Como se não chegasse ser seu amigo, agora também sou da sua família. No fim de contas acho justo. Só a felicidade e principalmente o orgulho que senti ao estar ao teu lado enquanto colocavas a anilha dourada no dedo da Rutinha, pode igualar a lata que terei quando te obrigar a beijar-me a mão cada vez que me cumprimentes.

Estamos entendido, afilhado?

quinta-feira, junho 30, 2005

Irritações II

Ouvi há pouco na rádio apresentarem uma música dos Coldplay como sendo da melhor banda do mundo. Ia-me espetando contra uma rotunda.

Os Coldplay a melhor banda do mundo? Deixem-me rir.

Os Coldplay têm duas músicas, uma calma e uma mais mexida. O resto são variações. Por isso é que o The scientist é uma espécie de Yellow e o Speed of Sound é também uma espécie de Clocks. Não acreditam? Experimentem ouvi-las de seguida.

E, sim senhor! Os Coldplay irritam-me cumó caraças, não os entendo (como os Keane, os Radiohead e outras manias radiofónicas).

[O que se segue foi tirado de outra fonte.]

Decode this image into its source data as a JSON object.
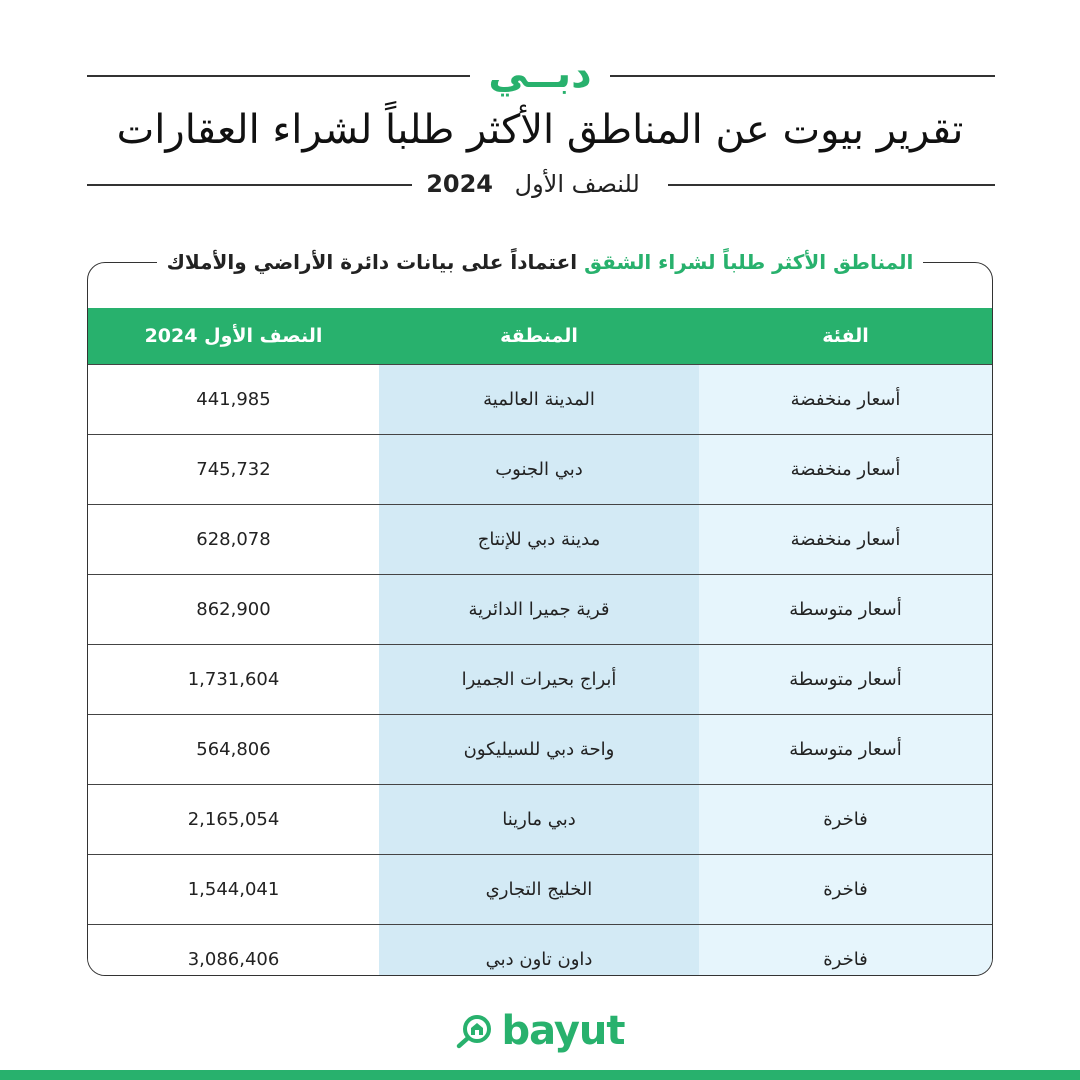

Mas espero que um dia isto me passe. Não com todos ao mesmo tempo. Mas vá, com um de cada vez.

Irritações



Irritam-me solenemente, quando certos (a maior parte, diga-se de passagem) advogados, médicos (principalmente de medicina desportiva), economistas, elementos da protecção civil, das forças policiais e armadas e outros que tal, fazem declarações à comunicação social.


Usam uma linguagem tão técnica e tão própria das suas profissões, que não reparam que estão a falar para um público generalista que não faz a mínima ideia do que estão a dizer.

Querem se armar aos cucus ao cagar postas de pescada e tornam-se ridículos.

Quando um médico, aludindo uma lesão de um jogador de futebol, menciona palavras como face antro-posterior, tibio-társica, meniscal ou ainda ligamento cruzado, não percebe que o povo quer é saber que o Paulinho Cascavel tem o joelho todo lixado porque ficou com o pé preso na relva quando rodou para o outro lado, que aquilo lhe provoca umas dores do caneco, que precisa de ser operado e que por isso tem de ficar sem jogar 3 ou 4 meses. É simples!

Já os economistas em vez de falarem no défice para aqui e inflação para ali. Deveriam era dizer que se ganhares 100 contos tens de dar 45 para o estado gastar com o povo português. Recebes portanto apenas 55. O problema é que esses 45 contos que o estado arrecadou não chegam para se governarem (porque governam mal, obviamente.). E têm necessidade de te ir buscar mais algum. É simples!

Quanto aos advogados, não há solução possível.

segunda-feira, junho 27, 2005

O melhor rally do mundo



Esta a folhear um jornal durante o meu almoço e deparo-me com notícias sobre o Rally da Acrópole. Vem-me logo à memória as noitadas para ver o Rally de Portugal. Que saudades!

O frio da serra de Arganil, o pó, as bocas ("Fraca tralha", "Zurravam que nem tartarugas!", etc), a lama, o barulho dos motores, os slides do Stig Blomqvist (que nunca sabia onde andava a traseira do Sierra) e do Marc Duez, as longas caminhadas, o nascer do Sol em sítios com nomes inusitados como Relva, Teixeira, Selada das Eiras, Amoreira, Folques, etc, o chiar dos travões e muita, muita adrenalina quando os gajos passavam por nós.


Enfim, muita saudade. Quem sabe, num ano destes, não volto a ver aquele espectáculo.

Ó Caladinho, tu viste a foto do Loeb no Estádio Olímpico de Atenas que vinha no Autosport? Estavam lá 70.000 a ver aquilo, pá. Então não se fazia uma pressãozinha à Fia e punha-se uma super-especial no teu estádio, pá?